El Château-Gaillard, situado a la orilla del río, en el extremo meridional del puente, era un pequeño edificio coronado por una torre redonda que sirvió de prisión en otros tiempos, pero que ahora empezaba a arruinarse, a desmoronarse y no era ya habitable; servía sólo de refugio para los que no tenían otro asilo. Eustaquio, después de andar algún tiempo vacilantemente por el suelo pedregoso, encontró una puertecita en el centro de la cual había un murciélago clavado. Llamó tímidamente y el mono de maese Gonin le abrió en seguida descorriendo el cerrojo, faena que ya sabía hacer porque estaba amaestrado como suelen estarlo los gatos domésticos algunas veces.
El prestidigitador estaba leyendo ante una mesa. Se volvió gravemente y le hizo una indicación al joven pañero para que se sentase en un banquillo. Cuando Eustaquio le contó su aventura le aseguré que era la cosa más fácil del mundo, pero que, no obstante, había obrado muy bien dirigiéndose a él.
—Lo que usted desea es un hechizo —añadió—, un hechizo mágico para vencer a su adversario irremisiblemente. ¿No es todo lo que necesita usted?
—Desde luego, si lo hay.
—Aunque todo el mundo se dedique a fabricar hechizos no encontrará usted ninguno tan eficaz como el mío; mi hechizo no es como otros, fruto de un arte diabólico, sino producto de una ciencia profunda de magia blanca, y no puede en modo alguno comprometer la salvación del alma.
—¡Eso está muy bien! —dijo Eustaquio—. Si no fuese así me guardaría yo mucho de usarlo. ¿Pero cuánto cuesta su mágico producto? Porque no sé yo todavía si lo podré pagar...

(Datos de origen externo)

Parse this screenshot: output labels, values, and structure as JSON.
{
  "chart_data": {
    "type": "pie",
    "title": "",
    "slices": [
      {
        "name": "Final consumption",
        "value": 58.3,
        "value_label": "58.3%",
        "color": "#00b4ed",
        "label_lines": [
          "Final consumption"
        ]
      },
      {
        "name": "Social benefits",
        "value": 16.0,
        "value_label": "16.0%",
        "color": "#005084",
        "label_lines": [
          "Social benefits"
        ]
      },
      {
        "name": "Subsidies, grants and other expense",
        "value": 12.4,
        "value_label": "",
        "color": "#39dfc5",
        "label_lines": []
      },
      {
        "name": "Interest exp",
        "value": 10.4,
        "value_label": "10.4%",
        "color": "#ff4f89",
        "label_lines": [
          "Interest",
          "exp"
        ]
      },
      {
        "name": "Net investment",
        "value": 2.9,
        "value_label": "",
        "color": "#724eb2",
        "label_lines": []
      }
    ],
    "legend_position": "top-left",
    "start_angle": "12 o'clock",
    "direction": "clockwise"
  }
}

—Piense que va a comprar su vida y la gloria además. Siendo así, ¿cree que puede pedirse menos de cien escudos por esas dos cosas?
—¡Cien diablos que te lleven! —refunfuñó Eustaquio, cuyo rostro se ensombreció—. ¡Es más de lo que yo tengo! ¿Y qué vale mi vida sin pan y la gloria sin vestidos? ¿Y quién me dice a mí que ese hechizo no es una promesa de charlatán para embaucar a las gentes crédulas?
—No me pague usted hasta después de usarlo.
—Eso ya es otra cosa... En fin, ¿qué desea usted como señal?
—La mano tan sólo.
—Vamos, hombre... Soy un grandísimo tonto escuchando sus paparruchas. ¿No me predijo usted que acabaría en la horca?
—Sin duda, y no me desdigo.
—Entonces, si eso es cierto, ¿qué más me da el duelo?
—Nada... unas cuantas estocadas y mandobles, para abrirle al alma más grandes las puertas... Después de esto le cogerán y le ahorcarán sin remedio en la media cruz, más alto o más bajo, muerto o vivo, pues así lo manda la ordenanza. Y de ese modo su destino se cumplirá. ¿No lo comprende?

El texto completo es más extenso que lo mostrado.